Wenn man Trommelmotoren im Einsatz sieht, sehen sie aus, als wären sie speziell für diese eine Förderaufgabe in der jeweiligen Maschine oder Anlage maßgeschneidert. Betreiber und Instandhalter gehen deshalb oftmals davon aus, dass man diesen spezifischen Motor nur bei dem Hersteller beziehen kann, dessen Produkt bereits verbaut ist. Das ist jedoch weit gefehlt.

Der Autor: Andreas Flies, Vertriebsleiter DACH für Stückgutfördertechnik, Rulmeca

Trommelmotoren sind wie Aufsteckgetriebemotoren ein Standardprodukt, das von mehr als einer Handvoll an teils weltweit agierenden Herstellern bezogen werden kann. Der Unterschied ist, dass man für den spezifischen Zuschnitt auf die jeweilige fördertechnische Aufgabe auch all die Punkte des Pflichtenhefts erfüllen muss, die bei konventionellen Antrieben für die Umlenkrolle und das Transmissionssystem zum Gurt oder Modulband gelten. Im Gegenzug erhält man dem Hersteller Rulmeca zufolge eine Form-fits-Function-Auslegung, die all diese Anforderungen in nur einem passgenauen Förderband- oder Rollenbahnantrieb erfüllen soll.

Weniger ist mehr

Dies ist auch oftmals der entscheidende Punkt, weshalb sich Förderanlagen- und Maschinenbauer für einen Trommelmotor entscheiden: Das Design ist „schlanker“ und soll durch viele „Weniger-ist-mehr-Argumente“ überzeugen: Alle anderen Komponenten braucht man weder einzudesignen, einzeln zu beschaffen oder zu fertigen noch zu montieren und sie als Ersatzteil zu bevorraten. Das macht die Stückliste kleiner, die Konstruktion und Montage einfacher und die Beschaffung schlanker.

Das fertige Produkt hat keine seitlich angeflanschten Bauelemente. Der gesamte Antrieb verschwindet in der Umlenkrolle des Förderers bzw. ist in einer Rollenbahn sowohl Antrieb als auch tragende Rolle in einer einzigen Komponente. Das soll nicht nur besser aussehen, sondern ist auch ergonomischer und steigert zudem die Arbeitssicherheit, da man sich nicht an seitlich herausstehenden Elementen stoßen kann. Auch können Gabelstapler oder Paletten den Antrieb nicht so schnell touchieren. Im beengten Umfeld wird zudem wertvoller Platz gespart.

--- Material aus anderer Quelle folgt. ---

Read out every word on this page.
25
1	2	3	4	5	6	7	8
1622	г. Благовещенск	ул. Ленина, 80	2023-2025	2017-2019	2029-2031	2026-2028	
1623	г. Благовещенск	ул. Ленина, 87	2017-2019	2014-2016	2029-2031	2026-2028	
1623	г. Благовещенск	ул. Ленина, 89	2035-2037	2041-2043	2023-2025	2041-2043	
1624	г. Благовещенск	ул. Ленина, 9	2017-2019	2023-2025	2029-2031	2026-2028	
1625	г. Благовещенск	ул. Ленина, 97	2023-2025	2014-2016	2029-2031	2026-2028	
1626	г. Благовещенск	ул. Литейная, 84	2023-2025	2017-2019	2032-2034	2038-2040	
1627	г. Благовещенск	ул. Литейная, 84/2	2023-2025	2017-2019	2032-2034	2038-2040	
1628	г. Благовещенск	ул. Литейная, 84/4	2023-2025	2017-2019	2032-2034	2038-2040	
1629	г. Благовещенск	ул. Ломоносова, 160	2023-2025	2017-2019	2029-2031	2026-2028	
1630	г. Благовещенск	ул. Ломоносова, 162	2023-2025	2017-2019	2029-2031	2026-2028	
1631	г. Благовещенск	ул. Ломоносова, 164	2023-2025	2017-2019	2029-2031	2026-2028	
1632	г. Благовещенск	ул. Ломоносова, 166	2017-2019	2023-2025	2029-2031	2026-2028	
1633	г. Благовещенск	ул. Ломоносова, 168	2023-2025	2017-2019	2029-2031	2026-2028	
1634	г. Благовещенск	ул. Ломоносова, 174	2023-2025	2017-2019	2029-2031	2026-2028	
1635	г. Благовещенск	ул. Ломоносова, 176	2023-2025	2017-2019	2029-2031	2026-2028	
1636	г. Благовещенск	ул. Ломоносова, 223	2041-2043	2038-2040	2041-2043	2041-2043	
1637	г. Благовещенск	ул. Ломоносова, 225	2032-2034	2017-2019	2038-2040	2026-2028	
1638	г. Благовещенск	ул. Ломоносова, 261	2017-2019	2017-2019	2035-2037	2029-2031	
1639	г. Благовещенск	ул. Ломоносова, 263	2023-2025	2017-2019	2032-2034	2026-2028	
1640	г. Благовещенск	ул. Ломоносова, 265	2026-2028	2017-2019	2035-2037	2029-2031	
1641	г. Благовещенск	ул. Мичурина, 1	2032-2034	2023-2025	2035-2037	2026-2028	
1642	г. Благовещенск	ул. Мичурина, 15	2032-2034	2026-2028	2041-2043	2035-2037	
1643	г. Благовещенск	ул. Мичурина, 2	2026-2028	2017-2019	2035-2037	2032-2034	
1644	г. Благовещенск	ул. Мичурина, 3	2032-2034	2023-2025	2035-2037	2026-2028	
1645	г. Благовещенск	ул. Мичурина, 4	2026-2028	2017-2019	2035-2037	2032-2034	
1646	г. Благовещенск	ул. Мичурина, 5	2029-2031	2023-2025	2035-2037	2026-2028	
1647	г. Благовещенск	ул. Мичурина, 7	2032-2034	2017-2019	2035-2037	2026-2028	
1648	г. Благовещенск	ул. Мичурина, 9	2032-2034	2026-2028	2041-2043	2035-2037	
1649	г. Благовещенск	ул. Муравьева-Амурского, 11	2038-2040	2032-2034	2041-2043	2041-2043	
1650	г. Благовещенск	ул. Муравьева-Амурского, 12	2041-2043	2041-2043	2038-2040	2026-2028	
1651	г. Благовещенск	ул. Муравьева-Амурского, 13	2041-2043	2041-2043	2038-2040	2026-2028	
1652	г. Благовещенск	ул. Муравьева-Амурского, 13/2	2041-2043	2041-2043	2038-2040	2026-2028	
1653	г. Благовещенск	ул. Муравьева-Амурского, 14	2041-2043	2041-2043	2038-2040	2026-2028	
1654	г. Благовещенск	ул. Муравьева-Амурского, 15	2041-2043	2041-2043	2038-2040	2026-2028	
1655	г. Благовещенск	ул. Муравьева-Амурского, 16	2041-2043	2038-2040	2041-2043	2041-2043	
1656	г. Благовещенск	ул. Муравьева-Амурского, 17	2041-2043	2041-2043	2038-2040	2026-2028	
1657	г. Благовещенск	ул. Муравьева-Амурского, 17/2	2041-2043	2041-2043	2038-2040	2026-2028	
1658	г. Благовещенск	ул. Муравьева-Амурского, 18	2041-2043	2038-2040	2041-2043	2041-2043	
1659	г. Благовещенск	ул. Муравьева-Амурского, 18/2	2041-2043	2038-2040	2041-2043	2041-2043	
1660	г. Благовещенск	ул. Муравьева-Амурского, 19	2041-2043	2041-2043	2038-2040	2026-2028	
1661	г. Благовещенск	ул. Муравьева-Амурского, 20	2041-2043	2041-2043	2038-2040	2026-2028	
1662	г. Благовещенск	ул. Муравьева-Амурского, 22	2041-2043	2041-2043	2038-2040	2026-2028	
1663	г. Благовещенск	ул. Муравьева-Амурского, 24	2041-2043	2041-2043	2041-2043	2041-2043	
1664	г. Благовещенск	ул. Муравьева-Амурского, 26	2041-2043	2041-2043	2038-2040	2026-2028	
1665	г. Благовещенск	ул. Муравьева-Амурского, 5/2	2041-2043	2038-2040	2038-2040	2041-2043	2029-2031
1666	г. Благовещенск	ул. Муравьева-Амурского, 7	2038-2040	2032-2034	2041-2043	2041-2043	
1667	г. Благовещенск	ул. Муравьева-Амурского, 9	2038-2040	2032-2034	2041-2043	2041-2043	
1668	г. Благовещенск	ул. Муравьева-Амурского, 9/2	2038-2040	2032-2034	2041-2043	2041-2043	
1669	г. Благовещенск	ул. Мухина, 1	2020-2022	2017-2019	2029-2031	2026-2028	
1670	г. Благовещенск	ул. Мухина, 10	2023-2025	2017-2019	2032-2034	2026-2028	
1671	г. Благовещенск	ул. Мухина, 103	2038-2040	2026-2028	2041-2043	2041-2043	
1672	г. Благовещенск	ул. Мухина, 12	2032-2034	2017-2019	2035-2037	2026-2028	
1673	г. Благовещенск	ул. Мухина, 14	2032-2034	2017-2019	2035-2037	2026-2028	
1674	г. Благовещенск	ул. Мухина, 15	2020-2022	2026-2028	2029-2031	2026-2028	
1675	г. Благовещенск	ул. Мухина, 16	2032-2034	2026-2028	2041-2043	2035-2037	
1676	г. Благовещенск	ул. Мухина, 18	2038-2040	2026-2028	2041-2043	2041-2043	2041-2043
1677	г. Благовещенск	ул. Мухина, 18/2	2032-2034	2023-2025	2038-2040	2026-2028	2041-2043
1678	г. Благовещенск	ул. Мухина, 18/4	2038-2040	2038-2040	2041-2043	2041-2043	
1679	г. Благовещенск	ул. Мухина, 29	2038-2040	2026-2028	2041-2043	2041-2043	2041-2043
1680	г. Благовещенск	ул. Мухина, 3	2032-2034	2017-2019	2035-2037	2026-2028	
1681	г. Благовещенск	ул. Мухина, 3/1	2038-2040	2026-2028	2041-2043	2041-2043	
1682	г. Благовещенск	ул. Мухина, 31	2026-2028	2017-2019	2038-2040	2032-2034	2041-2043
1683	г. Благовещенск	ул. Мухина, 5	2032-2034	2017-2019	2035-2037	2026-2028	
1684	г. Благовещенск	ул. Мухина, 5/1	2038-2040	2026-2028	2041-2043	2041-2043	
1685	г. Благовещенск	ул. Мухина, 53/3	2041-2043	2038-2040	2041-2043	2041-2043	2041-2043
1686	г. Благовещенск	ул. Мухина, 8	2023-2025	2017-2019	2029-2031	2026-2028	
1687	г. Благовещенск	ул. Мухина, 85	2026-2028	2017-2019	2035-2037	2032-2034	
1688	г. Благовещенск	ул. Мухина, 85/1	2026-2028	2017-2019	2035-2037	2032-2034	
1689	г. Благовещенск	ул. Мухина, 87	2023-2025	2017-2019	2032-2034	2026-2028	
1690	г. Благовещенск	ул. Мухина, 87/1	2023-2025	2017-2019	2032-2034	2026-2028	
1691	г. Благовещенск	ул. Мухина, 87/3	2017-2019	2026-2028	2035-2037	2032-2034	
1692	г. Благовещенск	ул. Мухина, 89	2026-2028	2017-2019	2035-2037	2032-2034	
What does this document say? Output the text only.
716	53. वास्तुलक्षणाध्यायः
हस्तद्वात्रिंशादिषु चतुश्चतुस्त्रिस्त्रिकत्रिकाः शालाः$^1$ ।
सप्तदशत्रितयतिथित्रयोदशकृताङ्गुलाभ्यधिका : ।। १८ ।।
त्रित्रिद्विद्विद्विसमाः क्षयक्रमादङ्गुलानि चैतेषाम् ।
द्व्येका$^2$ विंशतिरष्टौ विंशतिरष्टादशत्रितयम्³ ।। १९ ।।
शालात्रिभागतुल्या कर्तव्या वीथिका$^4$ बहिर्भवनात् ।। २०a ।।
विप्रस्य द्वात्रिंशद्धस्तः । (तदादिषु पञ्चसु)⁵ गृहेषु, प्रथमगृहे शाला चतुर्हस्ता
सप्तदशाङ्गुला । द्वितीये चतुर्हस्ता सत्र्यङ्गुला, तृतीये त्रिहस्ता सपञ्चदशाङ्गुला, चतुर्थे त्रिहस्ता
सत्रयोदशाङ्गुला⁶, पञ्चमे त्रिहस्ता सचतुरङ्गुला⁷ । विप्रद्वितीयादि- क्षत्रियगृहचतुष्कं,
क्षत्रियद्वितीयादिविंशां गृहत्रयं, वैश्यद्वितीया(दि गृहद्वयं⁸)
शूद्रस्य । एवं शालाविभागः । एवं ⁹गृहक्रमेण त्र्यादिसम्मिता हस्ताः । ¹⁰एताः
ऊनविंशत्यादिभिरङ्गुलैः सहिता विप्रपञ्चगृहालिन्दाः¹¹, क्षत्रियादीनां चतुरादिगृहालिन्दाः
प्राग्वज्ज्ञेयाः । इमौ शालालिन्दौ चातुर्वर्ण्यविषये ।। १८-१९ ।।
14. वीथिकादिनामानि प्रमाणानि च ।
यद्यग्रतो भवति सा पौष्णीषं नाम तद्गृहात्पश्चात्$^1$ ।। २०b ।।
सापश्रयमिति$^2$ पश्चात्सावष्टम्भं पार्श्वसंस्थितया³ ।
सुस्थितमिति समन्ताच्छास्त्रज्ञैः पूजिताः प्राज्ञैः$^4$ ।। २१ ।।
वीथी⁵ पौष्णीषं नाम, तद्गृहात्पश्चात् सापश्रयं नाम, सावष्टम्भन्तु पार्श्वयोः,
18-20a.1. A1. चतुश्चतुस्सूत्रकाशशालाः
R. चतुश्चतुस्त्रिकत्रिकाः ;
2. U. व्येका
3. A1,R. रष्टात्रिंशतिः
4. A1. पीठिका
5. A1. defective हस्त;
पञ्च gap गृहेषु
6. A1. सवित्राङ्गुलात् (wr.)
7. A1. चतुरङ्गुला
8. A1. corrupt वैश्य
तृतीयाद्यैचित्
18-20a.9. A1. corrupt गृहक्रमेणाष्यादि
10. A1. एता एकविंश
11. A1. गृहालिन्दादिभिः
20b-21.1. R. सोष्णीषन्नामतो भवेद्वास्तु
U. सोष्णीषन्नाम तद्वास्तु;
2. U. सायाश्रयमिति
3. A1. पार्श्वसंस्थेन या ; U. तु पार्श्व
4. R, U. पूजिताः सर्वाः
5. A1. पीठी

Ein Trommelmotor hat im Gegensatz zu so manchem Getriebemotor auch keine Lüfter mit verschmutzungsanfälligen Lüftungsschlitzen. Das reduziert die Gefahr von hohem Verschleiß durch abrasive Verunreinigungen und die damit verbundenen Wartungskosten. Von den dadurch hervorgerufenen zusätzlichen Standzeiten abgesehen.

Spart Energiekosten und schont die Umwelt

Trommelmotoren sind zudem effizient: Die abgerufene elektrische Leistung wird laut Rulmeca zu 97 Prozent auf den Gurt übertragen, während traditionelle Aufsteckgetriebe oft nur einen Wirkungsgrad von 75 Prozent erreichen würden. Infolge sinken auch die Betriebskosten.

Die teils kritisierte schwere Zugängigkeit zu dem Motor, da er im Fördertisch verbaut und nicht nur seitlich angeschraubt wird, sei in der Regel auch nur vorgeschoben, denn zum einen ist der Motor dem Hersteller zufolge quasi wartungsfrei, sodass es gar nicht erforderlich ist, den Motor mit ein paar Handgriffen ein- und ausbauen zu können. Zum anderen gibt es zahlreiche Beispiele der Schnellspanntechnik von Gurten, die man ohnehin braucht, wenn der Gurt häufiger gewechselt werden muss. So ist dann auch der Trommelmotor schnell zugängig, sodass diesen Einwand schnell entkräftet ist.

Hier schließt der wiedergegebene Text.